Uma cidadania entorpecida…

 (…) Não se pode, hoje, dissociar direitos democráticos e direitos de cidadania. A cidadania política, que engloba as eleições livres com o direito universal de escolher os seus representantes, não se concebe sem os direitos sociais, iguais para todos – direitos à educação, à saúde e todo o tipo de serviços sociais.

(…) Portugal conhece uma democracia com um baixo grau de cidadania e de liberdade. Sabemos pouco – quero dizer, raros são aqueles que conhecem – o que é um pensamento livre. Raramente no nosso pensamento se exprime o máximo da nossa potência de vida. Dito de outro modo: estamos longe de expressar, de explorar, e portanto de conhecer e de reivindicar os nossos direitos cívicos e sociais de cidadania, ou seja, a nossa liberdade de opinião, o direito à justiça, as múltiplas liberdades e direitos individuais no campo social.

(…) A não inscrição* surge, talvez, como o factor mais importante para o que podemos chamar a estagnação actual da democracia em Portugal. Apesar das liberdades conquistadas herdámos antigas inércias: irresponsabilidade, medo que sobrevive sob outras formas, falta de motivação para a acção, resistência ao cumprimento da lei, etc., etc.
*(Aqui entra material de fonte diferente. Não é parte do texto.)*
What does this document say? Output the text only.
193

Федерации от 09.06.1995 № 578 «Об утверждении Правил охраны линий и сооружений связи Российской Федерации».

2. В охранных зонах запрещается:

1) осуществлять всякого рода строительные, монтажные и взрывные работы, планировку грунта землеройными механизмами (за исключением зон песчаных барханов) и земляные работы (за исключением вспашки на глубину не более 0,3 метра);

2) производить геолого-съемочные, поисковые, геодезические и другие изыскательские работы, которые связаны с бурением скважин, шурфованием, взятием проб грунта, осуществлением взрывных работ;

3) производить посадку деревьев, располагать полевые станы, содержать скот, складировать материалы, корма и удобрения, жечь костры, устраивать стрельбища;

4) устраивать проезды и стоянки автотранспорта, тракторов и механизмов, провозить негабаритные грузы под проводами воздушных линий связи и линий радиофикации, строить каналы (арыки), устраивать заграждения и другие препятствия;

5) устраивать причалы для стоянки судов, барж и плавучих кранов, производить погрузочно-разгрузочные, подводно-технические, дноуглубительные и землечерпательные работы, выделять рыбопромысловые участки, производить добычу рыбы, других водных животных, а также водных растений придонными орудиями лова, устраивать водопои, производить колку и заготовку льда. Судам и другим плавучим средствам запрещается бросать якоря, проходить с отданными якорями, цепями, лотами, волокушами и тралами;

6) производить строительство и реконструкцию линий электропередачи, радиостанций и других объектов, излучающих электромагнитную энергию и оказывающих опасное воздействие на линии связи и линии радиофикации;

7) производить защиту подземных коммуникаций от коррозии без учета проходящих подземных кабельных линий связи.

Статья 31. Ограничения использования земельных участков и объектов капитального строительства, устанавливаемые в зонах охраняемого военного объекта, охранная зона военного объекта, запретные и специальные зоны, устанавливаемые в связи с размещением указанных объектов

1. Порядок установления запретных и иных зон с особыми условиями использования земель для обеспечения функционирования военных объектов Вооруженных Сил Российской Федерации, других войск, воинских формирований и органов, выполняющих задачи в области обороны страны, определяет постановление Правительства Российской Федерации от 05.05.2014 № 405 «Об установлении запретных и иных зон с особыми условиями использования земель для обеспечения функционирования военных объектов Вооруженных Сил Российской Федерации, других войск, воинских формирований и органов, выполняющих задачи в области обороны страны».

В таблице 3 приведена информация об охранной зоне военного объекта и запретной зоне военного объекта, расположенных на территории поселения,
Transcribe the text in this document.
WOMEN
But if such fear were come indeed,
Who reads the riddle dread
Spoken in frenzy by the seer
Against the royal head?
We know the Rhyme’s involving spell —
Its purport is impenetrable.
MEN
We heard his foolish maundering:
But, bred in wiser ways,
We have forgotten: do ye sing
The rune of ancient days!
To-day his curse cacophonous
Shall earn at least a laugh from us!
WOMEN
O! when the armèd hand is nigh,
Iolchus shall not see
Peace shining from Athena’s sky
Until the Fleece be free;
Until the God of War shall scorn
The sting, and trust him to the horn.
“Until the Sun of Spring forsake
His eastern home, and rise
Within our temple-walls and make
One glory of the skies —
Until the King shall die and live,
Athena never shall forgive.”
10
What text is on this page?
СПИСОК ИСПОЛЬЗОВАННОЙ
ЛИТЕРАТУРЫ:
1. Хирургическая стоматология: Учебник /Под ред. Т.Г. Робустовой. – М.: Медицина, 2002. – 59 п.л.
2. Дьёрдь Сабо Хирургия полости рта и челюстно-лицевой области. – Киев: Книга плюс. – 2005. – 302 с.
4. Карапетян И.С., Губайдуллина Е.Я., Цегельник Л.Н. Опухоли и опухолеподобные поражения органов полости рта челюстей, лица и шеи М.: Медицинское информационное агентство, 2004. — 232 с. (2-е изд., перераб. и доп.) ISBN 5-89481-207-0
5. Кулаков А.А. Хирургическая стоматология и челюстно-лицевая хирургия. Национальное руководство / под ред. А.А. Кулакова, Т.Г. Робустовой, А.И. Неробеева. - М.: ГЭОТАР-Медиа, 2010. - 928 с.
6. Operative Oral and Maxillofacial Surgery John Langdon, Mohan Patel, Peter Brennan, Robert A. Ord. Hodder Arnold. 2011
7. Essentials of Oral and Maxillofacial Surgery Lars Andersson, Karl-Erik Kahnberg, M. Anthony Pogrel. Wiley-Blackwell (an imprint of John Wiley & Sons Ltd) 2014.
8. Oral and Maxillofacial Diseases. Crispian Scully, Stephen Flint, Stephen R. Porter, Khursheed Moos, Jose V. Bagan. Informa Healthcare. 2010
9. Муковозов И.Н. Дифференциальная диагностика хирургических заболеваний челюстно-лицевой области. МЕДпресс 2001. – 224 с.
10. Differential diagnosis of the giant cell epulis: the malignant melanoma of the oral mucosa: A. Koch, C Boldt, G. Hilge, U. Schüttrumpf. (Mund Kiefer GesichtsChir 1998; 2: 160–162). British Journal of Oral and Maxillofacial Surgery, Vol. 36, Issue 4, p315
A leviandade suscitada pela não-inscrição permite que a lei não se cumpra ou que dela se escape, que os programas não se realizem, que não se pense nunca a longo prazo, que as fiscalizações não se façam, que a administração não se transforme realmente, que os projectos de reforma não se executem, que os governos não governem, Nada tem realmente existência. A não-inscrição induz um tempo social particular, só o presente pontual existe: à sua frente está o futuro que se fará sentir apenas com o surgimento-repetição do presente. O futuro, sobretudo o futuro longínquo, não existe, não tem consciência, não se prevê. Porquê? Porque nada há para se inscrever, nem uma ideia para o país, nem um destino individual.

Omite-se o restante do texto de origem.